Industry: Insurance, banking, superannuation and investment
Geography: Australia and New Zealand
Software: Red Hat® Enterprise Linux®, JBoss Enterprise Application Platform (EAP)

Solution

We created the JBoss Advisory Board, composed of developers from a broad variety of Java teams, to provide input to the project. Later these developers were given formal product training and became the ‘JBoss Champions‘, charged with championing migration to, and adoption of, JBoss in their individual development departments.

JBoss was selected as the technology, and Red Hat‘s Enterprise Application Platform (EAP) was selected as the commercial open source product.

In short order the Middleware team gained sufficient familiarity with the EAP product to make the basic design decisions necessary to start building Suncorp‘s JBoss shared platform. Modifications were made to the out-of-the-box build to ensure efficient use of Suncorp‘s infrastructure platform of virtualised Red Hat Enterprise Linux (RHEL) servers, and to ensure the platform could be managed by a small number of Engineers once it had scaled to thousands of JVM‘s.

Other build modifications allowed satisfaction of requirements such as being able to run multiple instances of JBoss per RHEL server whilst allocating and monitoring resources at the per instance level. During this project we collaborated extensively with Red Hat‘s support staff and on-site consulting Architects and Engineers. Ultimately we supplemented the available knowledge by bringing an Amentra consultant from the US to work with us on-site for some months.
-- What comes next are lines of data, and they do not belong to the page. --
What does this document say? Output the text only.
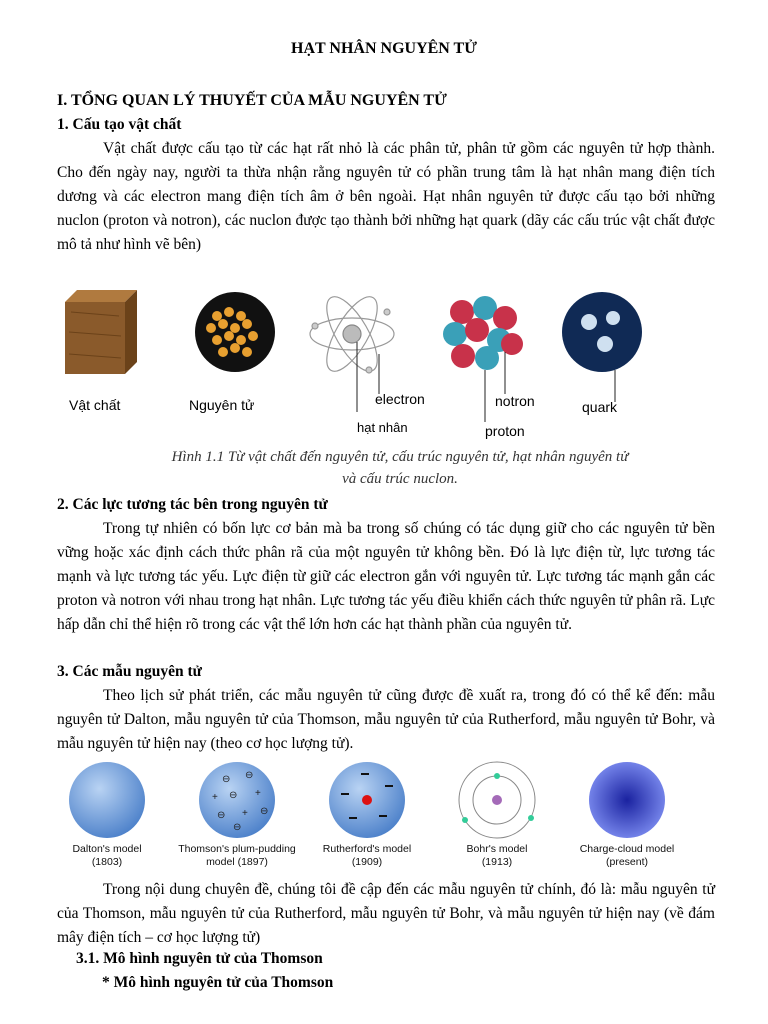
HẠT NHÂN NGUYÊN TỬ
I. TỔNG QUAN LÝ THUYẾT CỦA MẪU NGUYÊN TỬ
1. Cấu tạo vật chất
Vật chất được cấu tạo từ các hạt rất nhỏ là các phân tử, phân tử gồm các nguyên tử hợp thành. Cho đến ngày nay, người ta thừa nhận rằng nguyên tử có phần trung tâm là hạt nhân mang điện tích dương và các electron mang điện tích âm ở bên ngoài. Hạt nhân nguyên tử được cấu tạo bởi những nuclon (proton và notron), các nuclon được tạo thành bởi những hạt quark (dãy các cấu trúc vật chất được mô tả như hình vẽ bên)
Vật chất	Nguyên tử	electron
hạt nhân
notron
proton
quark
Hình 1.1 Từ vật chất đến nguyên tử, cấu trúc nguyên tử, hạt nhân nguyên tử
và cấu trúc nuclon.
2. Các lực tương tác bên trong nguyên tử
Trong tự nhiên có bốn lực cơ bản mà ba trong số chúng có tác dụng giữ cho các nguyên tử bền vững hoặc xác định cách thức phân rã của một nguyên tử không bền. Đó là lực điện từ, lực tương tác mạnh và lực tương tác yếu. Lực điện từ giữ các electron gắn với nguyên tử. Lực tương tác mạnh gắn các proton và notron với nhau trong hạt nhân. Lực tương tác yếu điều khiển cách thức nguyên tử phân rã. Lực hấp dẫn chỉ thể hiện rõ trong các vật thể lớn hơn các hạt thành phần của nguyên tử.
3. Các mẫu nguyên tử
Theo lịch sử phát triển, các mẫu nguyên tử cũng được đề xuất ra, trong đó có thể kể đến: mẫu nguyên tử Dalton, mẫu nguyên tử của Thomson, mẫu nguyên tử của Rutherford, mẫu nguyên tử Bohr, và mẫu nguyên tử hiện nay (theo cơ học lượng tử).
⊖ ⊖
+ ⊖ +
⊖ + ⊖
⊖
Dalton's model
(1803)
Thomson's plum-pudding
model (1897)
Rutherford's model
(1909)
Bohr's model
(1913)
Charge-cloud model
(present)
Trong nội dung chuyên đề, chúng tôi đề cập đến các mẫu nguyên tử chính, đó là: mẫu nguyên tử của Thomson, mẫu nguyên tử của Rutherford, mẫu nguyên tử Bohr, và mẫu nguyên tử hiện nay (về đám mây điện tích – cơ học lượng tử)
3.1. Mô hình nguyên tử của Thomson
* Mô hình nguyên tử của Thomson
Through the JBoss Champions and with the assistance of Suncorp‘s Applied Research department, extensive application profiling was conducted to determine which applications were expected to be simple to migrate and which would be more complex/expensive. Once the EAP platform was open-for-business the legacy application server platforms were placed into 'Contain' and 'Exit' statuses. Attention now turned to migrating applications to EAP.